Dark horse

If the Norwegian industry is the least known quantity in Scandinavian design, the country’s pavilion at UK trade show 100% Design has been doing much to promote it over the past few years. John Stones looks at this year’s offer – and grapples with the issue of national identity in an ever more globalised world

Norway is rich in many ways. Apart from the scenic beauty of the fjords, its abundance of oil makes it one of the most prosperous countries in the world. While this may stir the envy of its Scandinavian neighbours, when it comes to design the tables are turned. Compared to the seminal design achievements of Sweden, Denmark and Finland, Norway is pretty much a blank sheet. Thanks to practices such as Snohetta, Norwegian architecture is now an international presence, but design still has some way to go.
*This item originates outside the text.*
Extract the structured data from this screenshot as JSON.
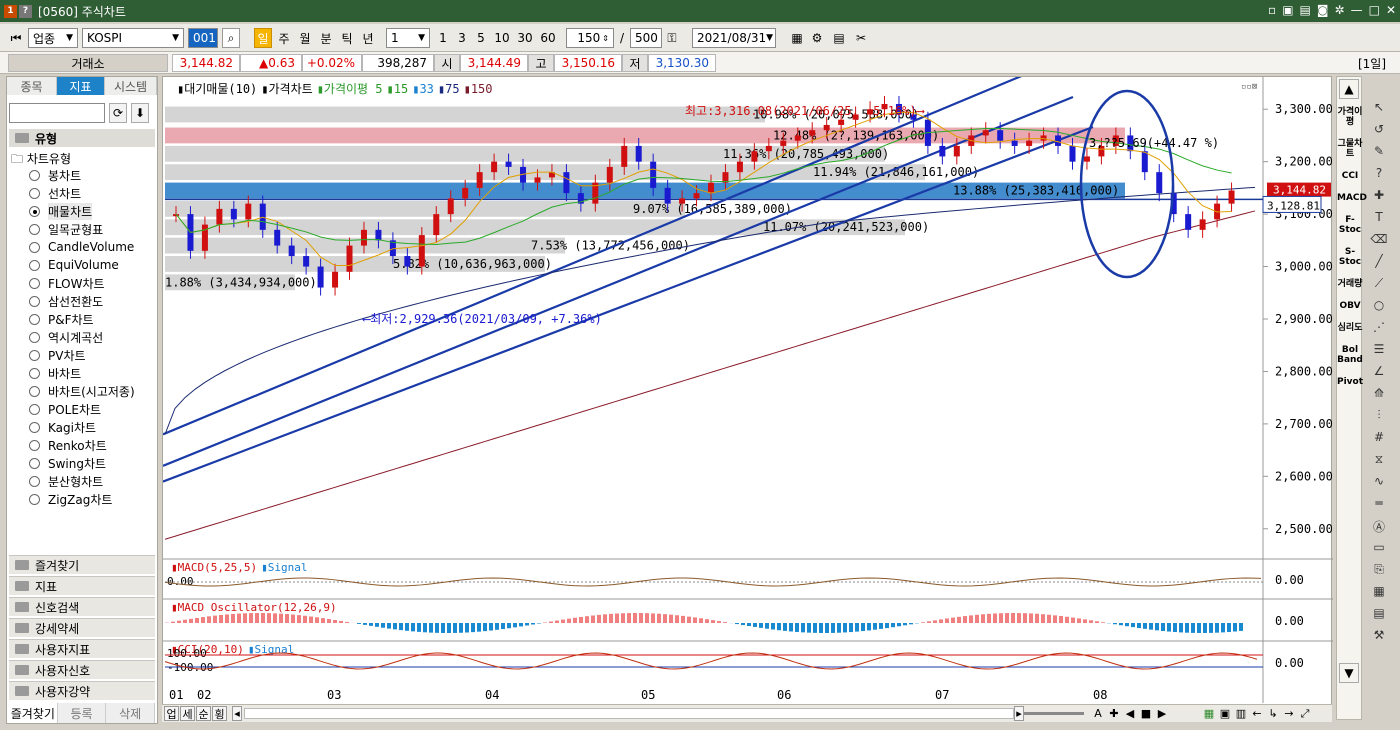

Luckily, Norway has the deep pockets and the will to turn this around. For the seventh year Norway’s London Embassy is supporting 100% Norway, which is part of this month’s London Design Festival. Norway is one of a number of countries putting significant effort and cash into elevating the status of their design industries, and this year will see more international pavilions at 100% Design than ever before.

But the idea of national identity has grown ever vaguer and more precarious in our culture, and it is increasingly difficult to discern the differences, aesthetic or otherwise, that would have lent flavour to products designed even a few decades ago. In these times of global homogeneity, what does a show like this mean?

’Norway is in a position where it can do this, but also one where it should,’ says Henrietta Thompson, who has curated 100% Norway for the past four years.

’Norway has a reputation for many wonderful things, but its design culture wasn’t usually promoted. There is a danger of cultural stereotyping, but there is a humbleness in the Norwegian people and a wish not to show off that is perhaps even stronger than in other Scandinavian countries. But art and design, and the creative industries generally, are pretty important exports, and certainly sexier ones than fish.’

There is certainly no shyness about nationality in the names of many Norwegian design groups, including Norway Says (now disbanded), Fjordfiesta, Fantastic Norway, Northern Lighting and Scandinavian Surface. And in the work too, the designs are intimately engaged with the Nordic landscape. References to nature abound, be it trees (for instance, the Twig storage system by Hive), birds in Scusi’s ceramics, or the butterflies revealed when liquid is spilt on the table cloth designed by Kristine Bjaadal. Then there’s the use of very ’pure’ materials (the bleached pine of the Nord chairs designed by Knudsen & Hindenes for Vad or the special local lambswool used by Anderssen & Voll), not to mention a certain folksiness – for instance, in the knitting cuckoo clock of Siren Elise Wilhelmsen. Mette Fjortoft Vagnes of Oslo-based Scusi is typical of many Norwegian designers when she says she wants to ’represent the Scandinavian spirit with a clean, pure expression’.

French philosopher Michel Foucault famously suggested we talk of ’author effects’ rather than authorship per se, and perhaps we can also speak of country effects in design. Nationality has become a hoary old chestnut of design, and national reference has been subsumed into a subset of the consumer experience. Certainly, the benefits of using nationality for marketing and product differentiation, and of accessing the umbrella brand of Scandinavian design, are clear. Yet there is a difference between a cynical, marketing-driven wrapping oneself in the flag and a more genuine engagement with tradition and context that can enrich the design of products in a world of vacuous globalism.

’It’s a small, close-knit community, but Norwegian design is definitely gaining in confidence and quality,’ says Thompson. ’There are some really strong graduates coming out of the schools who are getting interesting internships and setting up companies even in their final year.’

Perhaps the sign of real confidence is when a show like this will no longer be necessary, nor so explicitly linked to its country of origin. And while that will probably happen, in the meantime we can enjoy the charm of these explicitly Norwegian designs.